Prompt Engineering for LLMs: The Art and Science of Building Large Language Model–Based Applications — John Berryman and Albert Ziegler, O’Reilly, November 2024 (often abbreviated PE4LLM).
If you have O’Reilly access, the same title is on O’Reilly Learning.

I treat it as a practical bridge between “prompt tricks” and how to design prompts inside applications (state, tools, and safety).

Study notes

Before prompts: how an LLM “works” in one sentence

I start here because it sets expectations. From PE4LLM: at their core, LLMs are built to do one thing—complete text. The prompt is the input document (or block of text) we hand the model; prompt engineering, in its simplest form, is crafting that prompt so the completion contains what we need to solve the problem in front of us.

That framing matters: I’m not “having a conversation” with a person; I’m steering a completion engine whose next token is statistically likely, not “true.”

What is prompt engineering (PE)?

I use PE to mean: intentional design of prompts (and often the surrounding system) so outputs are useful, controllable, and safe—not just “a nicer sentence.”

Layers of sophistication (how I picture it)

Layer 1 — Basic: ask the model to do something directly in one shot.

Layer 2 — More sophisticated: modify and augment the user’s input before it hits the model, keep things stateful (carry context across turns), and let the stack reach out—e.g. tools and APIs so the app can read real data or act on the world, not only echo training patterns.

Layer 3 — Agency: give the application enough agency to decide how to pursue broad goals the user sets—still bounded by policy, tools, and review, but no longer “one static prompt per click.”

That ladder helps me decide where a project actually sits—and what failure modes (drift, tool abuse, silent wrong answers) I need to design for.

Human thought vs. LLM completion (and hallucination)

Here’s the tension I keep re-learning: the model picks plausible continuations. Humans often assume text implies intent, fact-checking, and accountability behind it. LLMs were trained to mimic patterns in data—so a fake Social Security number looks like digits; a fake podcast URL looks like a URL.

That’s why hallucinations show up: confident, plausible, and wrong. It’s not a rare edge case—it’s structural if we treat the model like a trusted author instead of a pattern engine we verify.

External resources (prompt & context engineering)

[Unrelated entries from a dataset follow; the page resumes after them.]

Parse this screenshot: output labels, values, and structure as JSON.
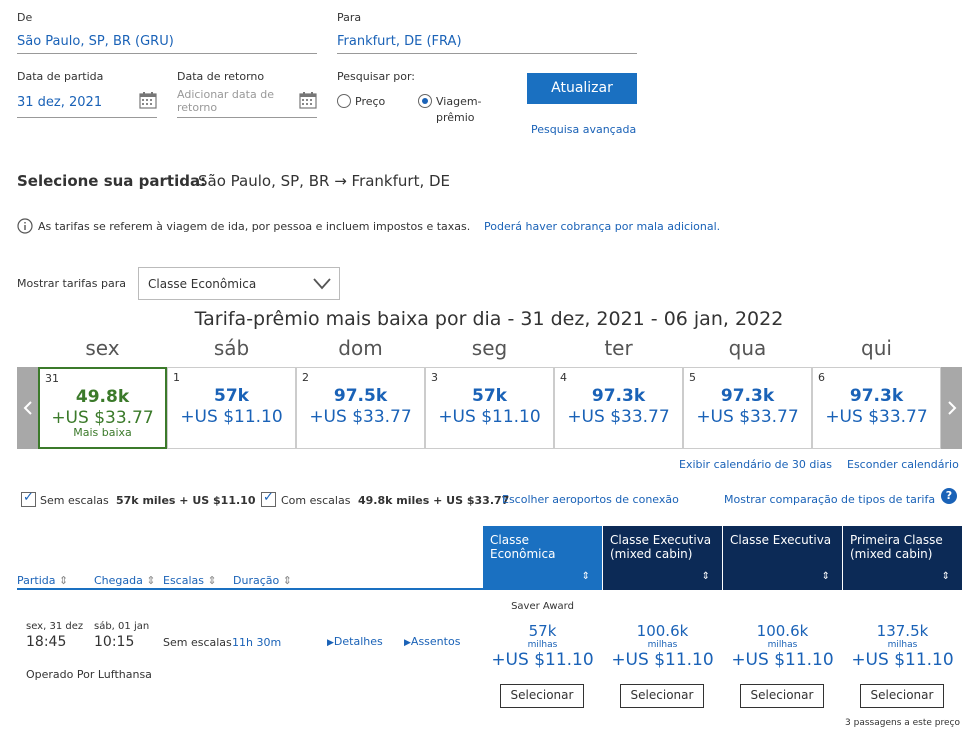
{
  "search": {
    "from_label": "De",
    "from_value": "São Paulo, SP, BR (GRU)",
    "to_label": "Para",
    "to_value": "Frankfurt, DE (FRA)",
    "depart_label": "Data de partida",
    "depart_value": "31 dez, 2021",
    "return_label": "Data de retorno",
    "return_placeholder": "Adicionar data de retorno",
    "search_by_label": "Pesquisar por:",
    "option_price": "Preço",
    "option_award_line1": "Viagem-",
    "option_award_line2": "prêmio",
    "update_button": "Atualizar",
    "advanced_search": "Pesquisa avançada"
  },
  "select_departure": {
    "label": "Selecione sua partida:",
    "route": "São Paulo, SP, BR → Frankfurt, DE"
  },
  "notice": {
    "text": "As tarifas se referem à viagem de ida, por pessoa e incluem impostos e taxas.",
    "link": "Poderá haver cobrança por mala adicional."
  },
  "fare_class": {
    "label": "Mostrar tarifas para",
    "selected": "Classe Econômica"
  },
  "calendar": {
    "title": "Tarifa-prêmio mais baixa por dia - 31 dez, 2021 - 06 jan, 2022",
    "days": [
      {
        "name": "sex",
        "num": "31",
        "miles": "49.8k",
        "price": "+US $33.77",
        "note": "Mais baixa"
      },
      {
        "name": "sáb",
        "num": "1",
        "miles": "57k",
        "price": "+US $11.10",
        "note": ""
      },
      {
        "name": "dom",
        "num": "2",
        "miles": "97.5k",
        "price": "+US $33.77",
        "note": ""
      },
      {
        "name": "seg",
        "num": "3",
        "miles": "57k",
        "price": "+US $11.10",
        "note": ""
      },
      {
        "name": "ter",
        "num": "4",
        "miles": "97.3k",
        "price": "+US $33.77",
        "note": ""
      },
      {
        "name": "qua",
        "num": "5",
        "miles": "97.3k",
        "price": "+US $33.77",
        "note": ""
      },
      {
        "name": "qui",
        "num": "6",
        "miles": "97.3k",
        "price": "+US $33.77",
        "note": ""
      }
    ],
    "link_30days": "Exibir calendário de 30 dias",
    "link_hide": "Esconder calendário"
  },
  "filters": {
    "nonstop_label": "Sem escalas",
    "nonstop_value": "57k miles + US $11.10",
    "connecting_label": "Com escalas",
    "connecting_value": "49.8k miles + US $33.77",
    "choose_airports": "Escolher aeroportos de conexão",
    "compare_types": "Mostrar comparação de tipos de tarifa"
  },
  "table": {
    "sort_cols": [
      "Partida",
      "Chegada",
      "Escalas",
      "Duração"
    ],
    "fare_cols": [
      {
        "line1": "Classe Econômica",
        "line2": "",
        "color": "#1a70c1"
      },
      {
        "line1": "Classe Executiva",
        "line2": "(mixed cabin)",
        "color": "#0c2a56"
      },
      {
        "line1": "Classe Executiva",
        "line2": "",
        "color": "#0c2a56"
      },
      {
        "line1": "Primeira Classe",
        "line2": "(mixed cabin)",
        "color": "#0c2a56"
      }
    ],
    "flight": {
      "dep_date": "sex, 31 dez",
      "dep_time": "18:45",
      "arr_date": "sáb, 01 jan",
      "arr_time": "10:15",
      "stops": "Sem escalas",
      "duration": "11h 30m",
      "details": "Detalhes",
      "seats": "Assentos",
      "operated": "Operado Por Lufthansa",
      "saver": "Saver Award",
      "fares": [
        {
          "miles": "57k",
          "unit": "milhas",
          "price": "+US $11.10",
          "button": "Selecionar"
        },
        {
          "miles": "100.6k",
          "unit": "milhas",
          "price": "+US $11.10",
          "button": "Selecionar"
        },
        {
          "miles": "100.6k",
          "unit": "milhas",
          "price": "+US $11.10",
          "button": "Selecionar"
        },
        {
          "miles": "137.5k",
          "unit": "milhas",
          "price": "+US $11.10",
          "button": "Selecionar"
        }
      ],
      "seats_left": "3 passagens a este preço"
    }
  }
}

These are bookmarks I return to; the field moves fast, but the ideas stay useful:

Revisit After a Year

AI is evolving faster than we often realize, and terms like prompt engineering are no longer the headline they were a year ago. Still, if we’re serious about harnessing AI effectively—whether through prompt engineering, context engineering, agentic systems, or beyond—the core discipline remains the same: crafting the right inputs and assembling the right context.

Learning these fundamentals doesn’t slow you down—it strengthens your foundation and enables you to move faster with confidence.